The new manufacturing facility is designed to cover an area of 3,220ft² and feature a good laboratory practice (GLP) viral vector FlexFactory


Image: GE Healthcare, UMMS to open Viral Vector manufacturing facility. Photo: Courtesy of mwooten from Pixabay.

GE Healthcare (GEHC) Life Sciences and the University of Massachusetts Medical School (UMMS) have joined forces to open a large-scale Viral Vector manufacturing facility.

The new facility is planned to be established on the UMMS’ Worcester campus, and is expected to provide large quantities of high-quality recombinant adeno-associated virus (AAV) vectors for preclinical research.

GE Healthcare Life Sciences cell and gene therapy general manager Catarina Flyborg said: “Accelerating research that brings novel cell and gene therapies to patients is the mission of our business.

“By partnering with UMass Medical School to create this large scale AAV manufacturing facility, we will provide researchers with the tools and AAV needed for pre-clinical research that will advance the cell and gene therapy industry and get therapies to patients faster.”

The new AAV manufacturing facility will prevent delays in preclinical research

The new facility is designed to cover an area of 3,220ft2 and feature a good laboratory practice (GLP) viral vector FlexFactory. Four to six professional staff will be appointed to manage the every-day operations.
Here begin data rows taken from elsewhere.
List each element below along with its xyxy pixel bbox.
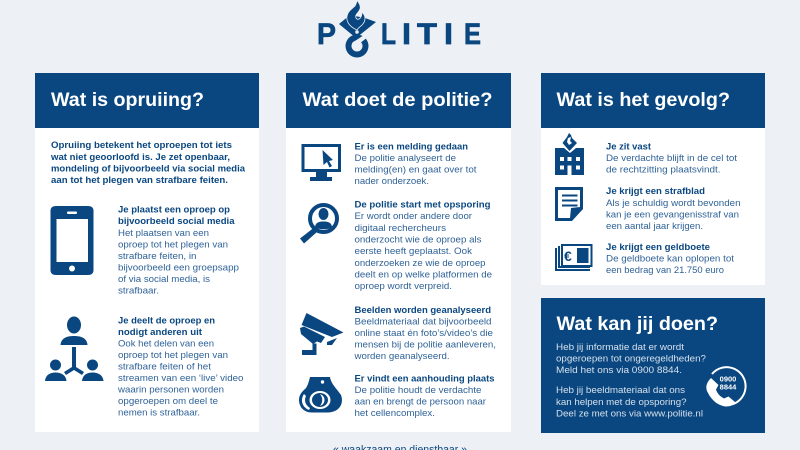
text: melding: De politie analyseert de — [354, 152, 456, 163]
text: strafblad — [606, 185, 740, 231]
text: oproep plaatsen: strafbare feiten, in — [118, 250, 196, 261]
text: oproep delen: oproep tot het plegen van — [118, 349, 228, 360]
logo: Politie: I — [444, 18, 453, 51]
text: vast — [606, 140, 737, 174]
text: melding: nader onderzoek. — [354, 175, 429, 186]
icon: people network — [45, 316, 104, 381]
text: oproep plaatsen: oproep tot het plegen van — [118, 238, 228, 250]
text: intro — [50, 139, 246, 185]
icon: police station — [555, 133, 584, 175]
text: geldboete: De geldboete kan oplopen tot — [606, 252, 734, 264]
text: deel: kan helpen met de opsporing? — [556, 396, 686, 407]
text: oproep plaatsen: strafbaar. — [118, 284, 159, 296]
text: oproep delen: streamen van een ‘live’ video — [118, 372, 244, 383]
text: oproep plaatsen — [118, 204, 239, 296]
header: Wat doet de politie — [286, 73, 511, 128]
text: oproep delen: Ook het delen van een — [118, 338, 214, 348]
text: intro: aan tot het plegen van strafbare feiten. — [51, 174, 228, 185]
text: aanhouding: De politie houdt de verdachte — [354, 384, 482, 395]
text: opsporing: onderzocht wie de oproep als — [354, 234, 482, 244]
logo: Politie: P — [317, 18, 336, 51]
text: oproep plaatsen: Je plaatst een oproep op — [118, 204, 230, 214]
text: strafblad: een aantal jaar krijgen. — [606, 220, 703, 231]
text: melding: Er is een melding gedaan — [354, 140, 468, 152]
text: oproep delen — [117, 314, 244, 418]
icon: police badge — [339, 0, 377, 58]
text: opsporing: digitaal rechercheurs — [354, 222, 446, 233]
text: melding — [354, 140, 477, 186]
text: geldboete: Je krijgt een geldboete — [606, 241, 710, 252]
text: aanhouding: aan en brengt de persoon naar — [354, 396, 486, 406]
text: oproep delen: opgeroepen om deel te — [118, 395, 218, 406]
text: meld — [556, 341, 706, 375]
text: geldboete: een bedrag van 21.750 euro — [606, 264, 724, 275]
panel: Wat kan jij doen — [541, 298, 765, 433]
text: meld: opgeroepen tot ongeregeldheden? — [556, 352, 706, 364]
header: Wat is het gevolg — [541, 73, 765, 128]
text: vast: De verdachte blijft in de cel tot — [606, 152, 737, 163]
text: beelden: online staat én foto’s/video’s die — [354, 327, 493, 338]
logo: Politie — [317, 0, 481, 58]
text: meld: Heb jij informatie dat er wordt — [556, 341, 684, 352]
text: strafblad: Als je schuldig wordt bevonden — [606, 197, 740, 208]
icon: banknotes — [555, 244, 592, 271]
text: aanhouding — [354, 372, 494, 418]
text: intro: Opruiing betekent het oproepen tot iets — [51, 139, 232, 150]
text: oproep delen: nemen is strafbaar. — [118, 406, 200, 418]
panel: Wat is het gevolg — [541, 73, 765, 285]
panel: Wat is opruiing — [35, 73, 259, 432]
icon: magnifier with person — [300, 205, 337, 244]
text: deel: Heb jij beeldmateriaal dat ons — [556, 384, 685, 395]
text: oproep delen: strafbare feiten of het — [118, 360, 211, 372]
logo: Politie: I — [402, 18, 411, 51]
header: Wat is opruiing — [35, 73, 259, 128]
text: opsporing: onderzoeken ze wie de oproep — [354, 257, 486, 268]
text: opsporing: eerste heeft geplaatst. Ook — [354, 245, 472, 256]
header: Wat is het gevolg: Wat is het gevolg? — [556, 89, 730, 111]
icon: banknotes: € — [564, 248, 572, 264]
icon: phone 0900 8844: 8844 — [720, 382, 737, 392]
text: opsporing: oproep wordt verpreid. — [354, 280, 452, 291]
text: beelden: mensen bij de politie aanleveren, — [354, 338, 496, 350]
panel: Wat doet de politie — [286, 73, 511, 432]
panel: Wat kan jij doen: Wat kan jij doen? — [556, 313, 718, 335]
text: strafblad: kan je een gevangenisstraf van — [606, 208, 739, 220]
text: beelden: worden geanalyseerd. — [353, 350, 450, 361]
icon: phone 0900 8844 — [706, 367, 746, 406]
text: geldboete — [606, 241, 734, 275]
text: intro: wat niet geoorloofd is. Je zet openbaar, — [50, 151, 230, 162]
text: oproep plaatsen: bijvoorbeeld een groepsapp — [118, 262, 239, 272]
text: beelden: Beeldmateriaal dat bijvoorbeeld — [354, 316, 492, 326]
text: oproep delen: Je deelt de oproep en — [118, 314, 215, 326]
text: opsporing — [354, 198, 492, 291]
text: intro: mondeling of bijvoorbeeld via social media — [51, 162, 246, 174]
logo: Politie: L — [381, 18, 396, 51]
text: deel — [556, 384, 703, 418]
icon: security camera — [300, 313, 344, 355]
text: oproep delen: waarin personen worden — [117, 384, 224, 394]
text: meld: Meld het ons via 0900 8844. — [556, 364, 682, 375]
text: vast: de rechtzitting plaatsvindt. — [606, 164, 720, 174]
text: opsporing: De politie start met opsporing — [354, 198, 491, 210]
text: aanhouding: Er vindt een aanhouding plaats — [354, 372, 494, 384]
icon: document — [555, 187, 583, 221]
text: oproep delen: nodigt anderen uit — [118, 326, 202, 337]
text: melding: melding(en) en gaat over tot — [354, 164, 477, 174]
header: Wat is opruiing: Wat is opruiing? — [51, 89, 204, 111]
icon: handcuffs — [299, 377, 342, 412]
text: opsporing: Er wordt onder andere door — [354, 210, 472, 221]
header: Wat doet de politie: Wat doet de politie? — [302, 89, 492, 111]
icon: phone 0900 8844: 0900 — [720, 374, 736, 384]
text: opsporing: deelt en op welke platformen de — [354, 268, 492, 280]
text: deel: Deel ze met ons via www.politie.nl — [556, 408, 703, 418]
text: strafblad: Je krijgt een strafblad — [606, 185, 705, 196]
text: oproep plaatsen: Het plaatsen van een — [118, 227, 209, 238]
icon: smartphone — [50, 206, 94, 275]
text: vast: Je zit vast — [606, 140, 651, 152]
text: oproep plaatsen: of via social media, is — [118, 273, 210, 284]
icon: monitor with cursor — [302, 144, 341, 181]
logo: Politie: E — [464, 18, 481, 51]
text: aanhouding: het cellencomplex. — [354, 407, 435, 418]
text: oproep plaatsen: bijvoorbeeld social media — [118, 215, 235, 226]
logo: Politie: T — [417, 18, 437, 51]
text: beelden — [353, 304, 496, 361]
text: beelden: Beelden worden geanalyseerd — [354, 304, 491, 315]
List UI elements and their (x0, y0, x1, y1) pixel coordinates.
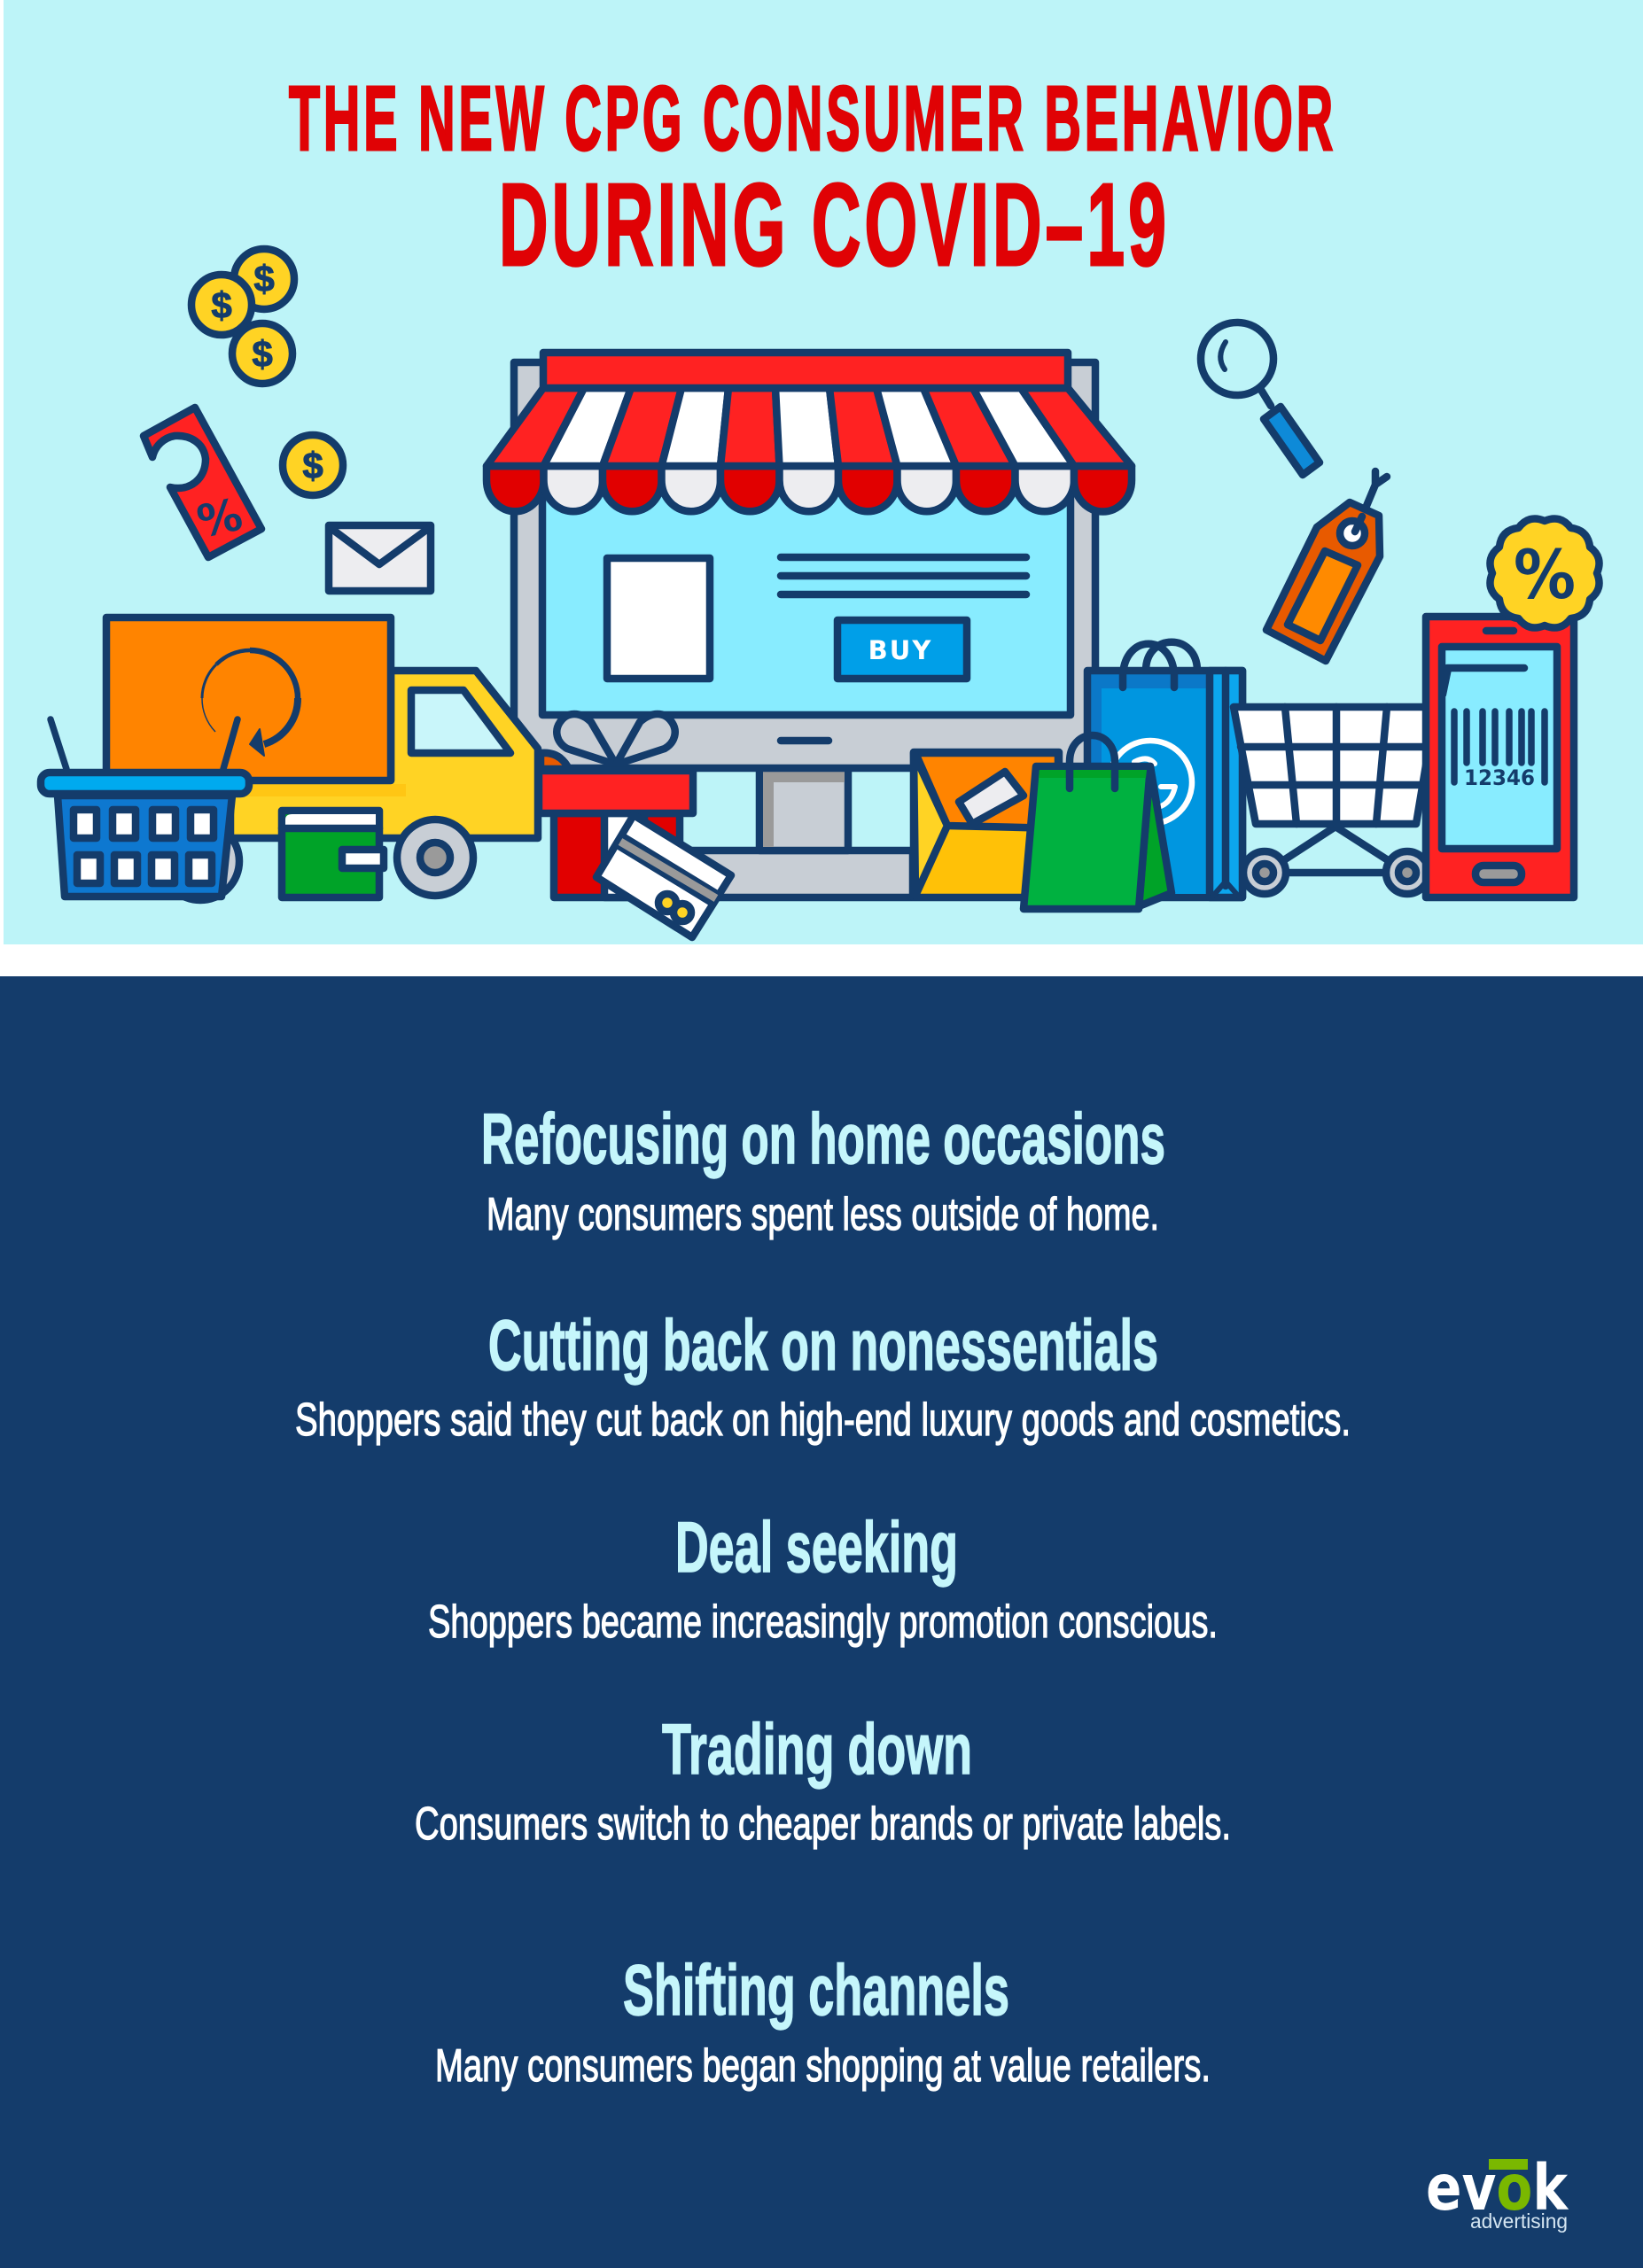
circular arrow on truck (202, 650, 298, 756)
text block: refocusing on home occasions: Refocusing on home occasions (481, 1099, 1165, 1179)
icon: smartphone with barcode: 12346 (1464, 765, 1535, 790)
icon: stack of coins: $ (253, 258, 275, 299)
text block: trading down: Consumers switch to cheaper brands or private labels. (415, 1798, 1231, 1850)
product image placeholder (607, 558, 710, 679)
icon: shopping cart (1234, 707, 1436, 894)
icon: parcel box (914, 752, 1059, 897)
buy button (837, 620, 967, 679)
barcode (1454, 711, 1545, 782)
title: DURING COVID–19 (499, 159, 1170, 290)
icon: price tag (1266, 471, 1387, 661)
icon: green shopping bag (1024, 735, 1172, 909)
icon: credit card (596, 815, 731, 937)
text block: shifting channels (435, 1951, 1211, 2092)
icon: percent badge (1490, 518, 1600, 628)
icon: percent badge: % (1514, 535, 1576, 614)
icon: stack of coins: $ (211, 284, 232, 326)
icon: envelope (329, 525, 431, 591)
icon: delivery truck (106, 617, 569, 900)
logo: evok advertising: advertising (1470, 2210, 1568, 2233)
panel: illustrated header background (4, 0, 1643, 944)
icon: single coin (283, 435, 343, 495)
title (289, 67, 1336, 290)
icon: stack of coins (191, 249, 294, 384)
text block: trading down (415, 1710, 1231, 1850)
icon: gift box (539, 714, 693, 897)
monitor body (514, 362, 1095, 768)
text block: shifting channels: Shifting channels (623, 1951, 1009, 2031)
icon: single coin: $ (302, 445, 323, 486)
icon: door hanger discount tag: % (192, 488, 247, 548)
text block: deal seeking: Shoppers became increasingly promotion conscious. (428, 1596, 1218, 1648)
icon: door hanger discount tag (144, 408, 261, 557)
icon: magnifying glass (1201, 322, 1320, 475)
monitor stand and base (674, 768, 913, 897)
icon: smartphone with barcode (1426, 617, 1574, 897)
icon: computer storefront (487, 353, 1132, 897)
product text lines (781, 557, 1026, 594)
icon: stack of coins: $ (252, 333, 273, 375)
icon: blue shopping bag (1087, 642, 1242, 897)
text block: cutting back on nonessentials (295, 1306, 1351, 1446)
awning (487, 353, 1132, 512)
text block: deal seeking: Deal seeking (675, 1508, 958, 1588)
icon: shopping basket (41, 719, 249, 897)
icon: wallet (282, 811, 384, 897)
text block: cutting back on nonessentials: Cutting back on nonessentials (488, 1306, 1158, 1386)
text block: refocusing on home occasions: Many consumers spent less outside of home. (487, 1189, 1159, 1240)
panel: navy text section background (0, 976, 1643, 2268)
text block: refocusing on home occasions (481, 1099, 1165, 1240)
text block: trading down: Trading down (662, 1710, 972, 1790)
monitor button (781, 737, 829, 744)
text block: shifting channels: Many consumers began shopping at value retailers. (435, 2040, 1211, 2092)
buy button: BUY (868, 635, 932, 665)
monitor screen (542, 443, 1071, 715)
logo: evok advertising: evok (1426, 2151, 1569, 2225)
text block: deal seeking (428, 1508, 1218, 1648)
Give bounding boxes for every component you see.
According to the company, lack of large-scale viral vector manufacturing facilities is the main constraint that limits the preclinical research capabilities, since it takes 12 to 24 months for researchers to secure vector for their research.

Its proposed large scale AAV manufacturing facility, which is expected to be fully operational in 2020, is claimed to mitigate the blockages that prolong the start of preclinical research.

In addition, the facility will enable researchers to access the processing equipment and the assistance of professional staff at the facility to conduct their research faster.

UMMS School of Medicine dean and paediatrics professor Terence R Flotte said: “The potential of gene therapy to treat human disease has finally become a reality. However, the ability to move the field forward to treat additional serious diseases remains limited by the efficiency and flexibility of producing gene therapy vectors suitable for testing in new disease models.

“Our partnership with GE Healthcare addresses this critical challenge. The strength of this academic-industry collaboration between two of the commonwealth’s leaders in this field gives us a great deal of optimism that we will overcome this challenge.”